Serial Killer: Cameron Murray has (as of August 2013) killed three villagers (Carl by hitting him with a brick, Gennie by suffocation and Alex's murder was unseen) and admitted murdering another man in Jersey.
Soapland Christmas: The murder of Tom King on his wedding day (on Christmas Day) in 2006 is probably the most famous one.
Stage Whisper: Used all the time as characters discuss secrets barely an arms reach away from the person who shouldn't hear them - and doesn't.
Straight Gay: Aaron and Jackson; to a lesser extent, former characters Jason and Joe.
Smug Snake: Nathan Wylde's entire character was built around this.
Temporarily a Villain: Andy Sugden during his domestic abuse storyline. He's back to normal now, after the writers explained it all as depression.

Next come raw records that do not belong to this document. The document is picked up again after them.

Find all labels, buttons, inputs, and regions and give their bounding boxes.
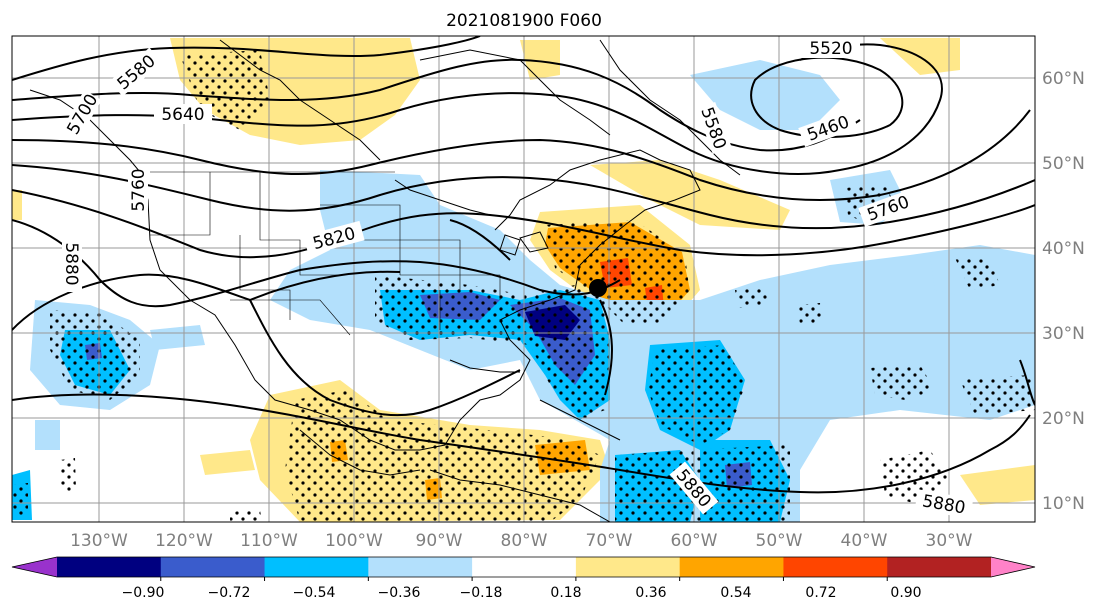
colorbar-segment — [264, 557, 369, 577]
colorbar-tick-label: −0.54 — [293, 585, 336, 601]
colorbar-tick-label: −0.36 — [378, 585, 421, 601]
colorbar-segment — [368, 557, 473, 577]
lat-label: 40°N — [1042, 239, 1085, 259]
lon-label: 100°W — [325, 531, 383, 551]
colorbar — [11, 556, 1036, 581]
colorbar-labels: −0.90 −0.72 −0.54 −0.36 −0.18 0.18 0.36 … — [122, 585, 922, 601]
map-frame — [11, 35, 1036, 523]
state-borders — [150, 171, 501, 336]
colorbar-segment — [887, 557, 992, 577]
colorbar-tick-label: 0.54 — [720, 585, 751, 601]
contour-labels: 5580 5640 5520 5460 5760 5820 5880 5880 … — [61, 38, 974, 519]
chart-title: 2021081900 F060 — [446, 11, 602, 31]
contour-label: 5760 — [129, 168, 149, 211]
significance-stippling — [12, 50, 1035, 522]
coastlines — [29, 39, 741, 522]
lon-label: 60°W — [671, 531, 718, 551]
colorbar-segment — [472, 557, 577, 577]
lon-label: 90°W — [416, 531, 463, 551]
colorbar-tick-label: −0.18 — [460, 585, 503, 601]
latitude-labels: 60°N 50°N 40°N 30°N 20°N 10°N — [1042, 69, 1085, 514]
colorbar-segment — [575, 557, 681, 577]
lon-label: 40°W — [841, 531, 888, 551]
colorbar-tick-label: 0.36 — [635, 585, 666, 601]
longitude-labels: 130°W 120°W 110°W 100°W 90°W 80°W 70°W 6… — [70, 531, 973, 551]
lon-label: 80°W — [501, 531, 548, 551]
colorbar-tick-label: 0.72 — [805, 585, 836, 601]
lat-label: 60°N — [1042, 69, 1085, 89]
contour-label: 5880 — [61, 242, 81, 285]
lon-label: 130°W — [70, 531, 128, 551]
lon-label: 30°W — [926, 531, 973, 551]
colorbar-segment — [57, 557, 162, 577]
lon-label: 120°W — [155, 531, 213, 551]
lon-label: 50°W — [756, 531, 803, 551]
colorbar-segment — [783, 557, 888, 577]
lat-label: 20°N — [1042, 409, 1085, 429]
colorbar-segment — [160, 557, 266, 577]
colorbar-outline — [11, 556, 1036, 578]
lon-label: 70°W — [586, 531, 633, 551]
contour-label: 5520 — [809, 39, 852, 59]
colorbar-segment — [679, 557, 784, 577]
lat-label: 30°N — [1042, 324, 1085, 344]
lat-label: 50°N — [1042, 154, 1085, 174]
colorbar-tick-label: 0.90 — [890, 585, 921, 601]
colorbar-tick-label: 0.18 — [550, 585, 581, 601]
colorbar-tick-label: −0.72 — [208, 585, 251, 601]
lon-label: 110°W — [240, 531, 298, 551]
colorbar-tick-label: −0.90 — [122, 585, 165, 601]
location-marker — [589, 279, 607, 297]
colorbar-extend-low — [12, 557, 57, 577]
lat-label: 10°N — [1042, 494, 1085, 514]
map-area: 5580 5640 5520 5460 5760 5820 5880 5880 … — [12, 36, 1035, 522]
colorbar-extend-high — [991, 557, 1035, 577]
contour-label: 5640 — [161, 105, 204, 125]
height-contours — [12, 36, 1035, 494]
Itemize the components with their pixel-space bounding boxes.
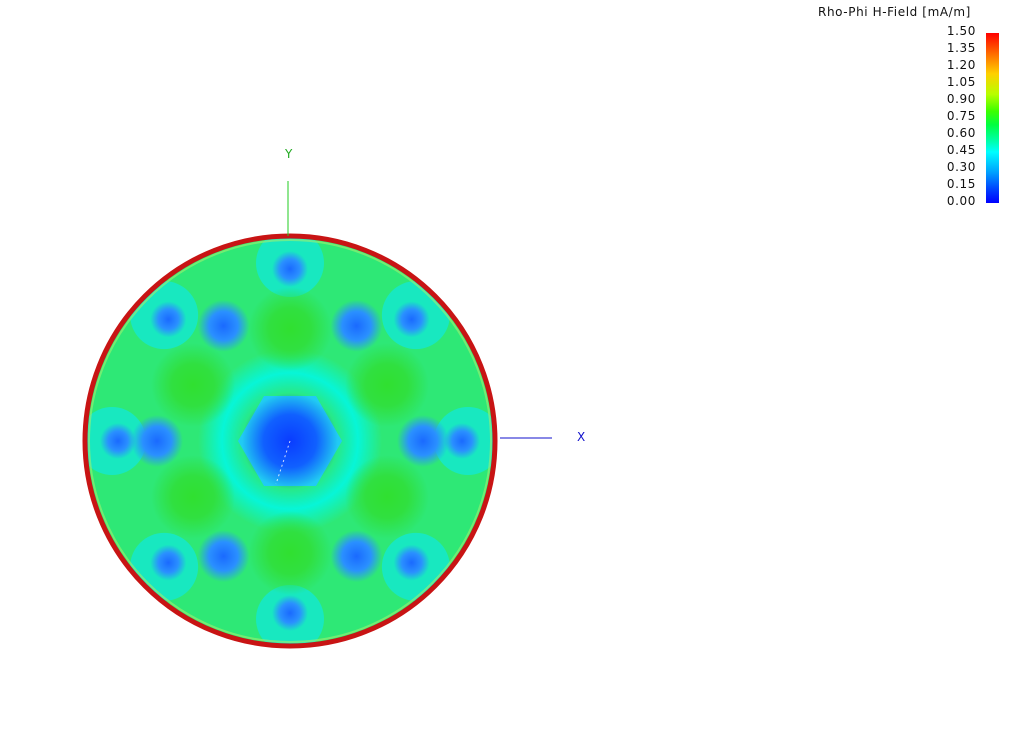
coordinate-axes — [275, 181, 552, 485]
outer-low-spot — [272, 251, 308, 287]
field-spots — [87, 238, 493, 644]
inner-low-spot — [330, 299, 383, 352]
y-axis-label: Y — [285, 147, 293, 161]
rim — [82, 233, 498, 649]
inner-hot-spot — [248, 287, 332, 371]
colorbar-tick: 0.15 — [946, 177, 976, 191]
colorbar-tick: 0.90 — [946, 92, 976, 106]
colorbar-tick: 1.50 — [946, 24, 976, 38]
inner-hot-spot — [151, 455, 236, 539]
outer-low-spot — [393, 544, 430, 581]
x-axis-label: X — [577, 430, 586, 444]
outer-low-spot — [150, 301, 187, 338]
field-disk — [82, 233, 498, 649]
rim-inner — [88, 239, 492, 643]
outer-low-spot — [272, 595, 308, 631]
inner-low-spot — [397, 415, 449, 467]
colorbar-tick: 1.05 — [946, 75, 976, 89]
inner-low-spot — [131, 415, 183, 467]
inner-hot-spot — [151, 343, 236, 427]
outer-low-spot — [100, 423, 136, 459]
outer-low-spot — [393, 301, 430, 338]
colorbar — [986, 33, 999, 203]
inner-hot-spot — [248, 511, 332, 595]
colorbar-title: Rho-Phi H-Field [mA/m] — [818, 5, 971, 19]
inner-hot-spot — [344, 343, 429, 427]
inner-low-spot — [197, 299, 250, 352]
colorbar-tick: 0.00 — [946, 194, 976, 208]
inner-low-spot — [197, 530, 250, 583]
colorbar-tick: 0.45 — [946, 143, 976, 157]
colorbar-tick: 0.75 — [946, 109, 976, 123]
colorbar-tick: 0.60 — [946, 126, 976, 140]
outer-low-spot — [444, 423, 480, 459]
colorbar-tick: 0.30 — [946, 160, 976, 174]
colorbar-tick: 1.20 — [946, 58, 976, 72]
outer-low-spot — [150, 544, 187, 581]
colorbar-tick: 1.35 — [946, 41, 976, 55]
inner-low-spot — [330, 530, 383, 583]
inner-hot-spot — [344, 455, 429, 539]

Took a Level in Badass: Dan when he tries to sneak up on Cameron with a chair in the Woolpack hostage crisis. Unfortanutely Debbie alerts him to it.
Not long after, Marlon truly takes a level in badass in the final confrontation with Cameron.
Youngest Child Wins: Inverted with the King family - After their 2004 introduction, they've gradually all been killed off with the exception of Jimmy, the eldest child. The only other members of the King bloodline still alive are Jimmy & Carl's children, and half-sister Scarlett.